Lithuanian case law demonstrates that it is possible to define in managers’ employment contracts a fixed amount of compensation for overtime work or other irregular work (night work, work on holidays, rest days), provided that the actual over-time does not exceed the amount of the additional compensation.

The new Labour Code intends to regulate this question more precisely with clear distinction between the CEO, other managers and common employees. The “overtime” hours of CEOs will need to be recorded with no additional payment guaranteed by the law, unless otherwise agreed in an employment contract.

In case of other senior officers, legal requirements will remain the same – payment for overtime is set at the standard rate as stipulated in employment agreements and the increased rate is not applied. To avoid possible abuse, the new Labour Code foresees a restriction in that the number of administrative officers within a company cannot exceed 20% of the total number of employees.

On the issue of confidentiality, CEOs and members of the board are under obligation to safeguard confidential information of the company. Particularly, there are strict regulations regarding the so-called trade secrets which are generally defined as information that is unknown or not readily accessible by outside parties, that has commercial value to the company and is subject to reasonable steps to keep it secret.

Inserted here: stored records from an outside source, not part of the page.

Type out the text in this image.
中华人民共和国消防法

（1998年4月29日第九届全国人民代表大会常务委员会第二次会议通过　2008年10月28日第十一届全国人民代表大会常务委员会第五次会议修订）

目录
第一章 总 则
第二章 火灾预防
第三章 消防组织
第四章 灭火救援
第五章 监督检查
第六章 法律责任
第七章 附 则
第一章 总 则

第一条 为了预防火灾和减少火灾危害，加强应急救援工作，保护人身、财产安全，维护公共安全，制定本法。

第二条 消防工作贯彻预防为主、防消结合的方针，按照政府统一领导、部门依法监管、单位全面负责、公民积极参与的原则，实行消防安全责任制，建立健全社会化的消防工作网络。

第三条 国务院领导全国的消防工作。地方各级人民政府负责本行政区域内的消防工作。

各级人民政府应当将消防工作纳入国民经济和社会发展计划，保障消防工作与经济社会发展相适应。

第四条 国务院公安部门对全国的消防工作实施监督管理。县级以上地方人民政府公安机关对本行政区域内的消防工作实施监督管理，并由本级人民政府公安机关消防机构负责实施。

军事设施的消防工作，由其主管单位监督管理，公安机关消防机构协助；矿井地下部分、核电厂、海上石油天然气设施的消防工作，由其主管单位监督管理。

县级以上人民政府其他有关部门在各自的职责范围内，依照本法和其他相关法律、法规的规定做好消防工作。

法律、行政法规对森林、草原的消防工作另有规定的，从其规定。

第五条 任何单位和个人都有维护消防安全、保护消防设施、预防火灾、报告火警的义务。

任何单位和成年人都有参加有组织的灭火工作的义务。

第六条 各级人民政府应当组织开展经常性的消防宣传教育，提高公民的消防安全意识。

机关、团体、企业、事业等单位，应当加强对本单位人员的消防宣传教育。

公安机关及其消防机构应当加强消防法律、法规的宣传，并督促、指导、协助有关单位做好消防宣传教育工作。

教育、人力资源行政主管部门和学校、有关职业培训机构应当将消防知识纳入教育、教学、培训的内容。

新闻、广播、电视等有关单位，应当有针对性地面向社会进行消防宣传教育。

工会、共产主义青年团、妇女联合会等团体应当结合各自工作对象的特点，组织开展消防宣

Examples of trade secrets are information about clients, strategic business plans, and manufacturing processes. A CEO leaving his employing company has an obligation to keep trade secrets as confidential even when there is no confidentiality agreement in place.

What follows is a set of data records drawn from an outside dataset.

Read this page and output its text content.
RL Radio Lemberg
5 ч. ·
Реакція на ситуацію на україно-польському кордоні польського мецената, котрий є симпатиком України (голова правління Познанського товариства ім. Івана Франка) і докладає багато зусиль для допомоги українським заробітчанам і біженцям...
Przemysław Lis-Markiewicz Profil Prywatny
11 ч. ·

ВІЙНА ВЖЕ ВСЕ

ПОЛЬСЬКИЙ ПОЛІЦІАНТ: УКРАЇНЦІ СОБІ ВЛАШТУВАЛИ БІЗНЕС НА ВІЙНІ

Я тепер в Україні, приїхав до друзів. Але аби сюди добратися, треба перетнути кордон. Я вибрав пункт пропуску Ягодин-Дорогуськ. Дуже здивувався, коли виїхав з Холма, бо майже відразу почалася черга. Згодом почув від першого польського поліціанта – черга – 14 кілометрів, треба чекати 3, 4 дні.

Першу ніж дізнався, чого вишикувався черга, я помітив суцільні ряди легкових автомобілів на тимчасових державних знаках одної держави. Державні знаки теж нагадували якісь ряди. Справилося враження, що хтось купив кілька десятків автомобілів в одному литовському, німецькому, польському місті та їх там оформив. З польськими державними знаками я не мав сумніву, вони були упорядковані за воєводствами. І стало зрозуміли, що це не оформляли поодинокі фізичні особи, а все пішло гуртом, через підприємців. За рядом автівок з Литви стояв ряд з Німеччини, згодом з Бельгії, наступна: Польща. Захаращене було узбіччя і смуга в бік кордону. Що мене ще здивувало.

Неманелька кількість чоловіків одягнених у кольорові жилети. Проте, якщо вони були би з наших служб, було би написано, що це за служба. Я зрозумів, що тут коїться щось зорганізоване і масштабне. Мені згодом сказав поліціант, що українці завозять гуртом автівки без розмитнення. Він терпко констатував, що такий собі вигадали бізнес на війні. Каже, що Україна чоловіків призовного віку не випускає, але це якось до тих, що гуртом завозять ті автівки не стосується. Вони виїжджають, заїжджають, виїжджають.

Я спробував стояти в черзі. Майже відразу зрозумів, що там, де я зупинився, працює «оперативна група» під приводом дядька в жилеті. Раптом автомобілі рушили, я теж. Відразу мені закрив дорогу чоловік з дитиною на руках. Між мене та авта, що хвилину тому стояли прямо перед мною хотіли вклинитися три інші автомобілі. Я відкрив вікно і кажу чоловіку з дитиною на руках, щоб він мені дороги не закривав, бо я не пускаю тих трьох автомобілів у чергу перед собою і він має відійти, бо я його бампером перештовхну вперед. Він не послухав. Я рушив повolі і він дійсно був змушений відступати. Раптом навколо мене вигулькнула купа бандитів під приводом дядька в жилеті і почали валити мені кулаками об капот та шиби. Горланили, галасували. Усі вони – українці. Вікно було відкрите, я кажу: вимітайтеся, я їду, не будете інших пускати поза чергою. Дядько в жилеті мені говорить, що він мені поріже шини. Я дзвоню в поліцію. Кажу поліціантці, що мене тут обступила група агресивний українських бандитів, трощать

Lithuanian laws consider such confidentiality obligations to remain for one year after the employment relationships are terminated, unless another term has been agreed to in the confidentiality agreement (the term can also be shorter). Internal confidentiality rules usually state all categories of trade secrets in order to spell-out to employees what information should be treated as confidential.

Even if there are no such internal rules, in certain cases obligation to safeguard trade secrets can still be triggered. This would be the case when it is possible to understand that information is highly sensitive and circumstances dictate that it should be treated as a trade secret.

It is good practise to clearly document and detail internal confidentiality rules and issues in addition to the default statutory rules in order to protect company’s sensitive information and expertise.
Such documents should clearly state what information is regarded as confidential and how long such obligations should be valid and it prevents and facilitates former employees from using it against the interests of the company.

Finally, Miliauskas addressed non-competition obligations, often being combined with the confidentiality obligations. Lithuanian case law clearly states that non-competition rules should not be treated in the same way as confidentiality obligations as there is clear legal distinction between non-competition and confidentiality clauses even when they are inserted into the same agreement.

The most important legal requirement for non-compete obligations to be valid is adequate and proportional compensation. The more restrictions such as length of time, intensity, and breadth of territory are applied towards the employee, the higher the compensation should be. Current case law foresees compensation of approximately 20% of salary.

The new Labour Code sets the minimum threshold to 40% of the average salary of particular employee. When no compensation is paid, the CEO is not obliged to abstain from starting competing activities or working for direct competitors of the company.

It is best to insert confidentiality and non-competition clauses in an employment agreement, as well defining them in annexes to the agreement or even as separate agreements, provided they are valid and contain legally binding clauses.

Breaches of such obligations can be a cause of civil action against the employee in breach to compensate damages to the employing company.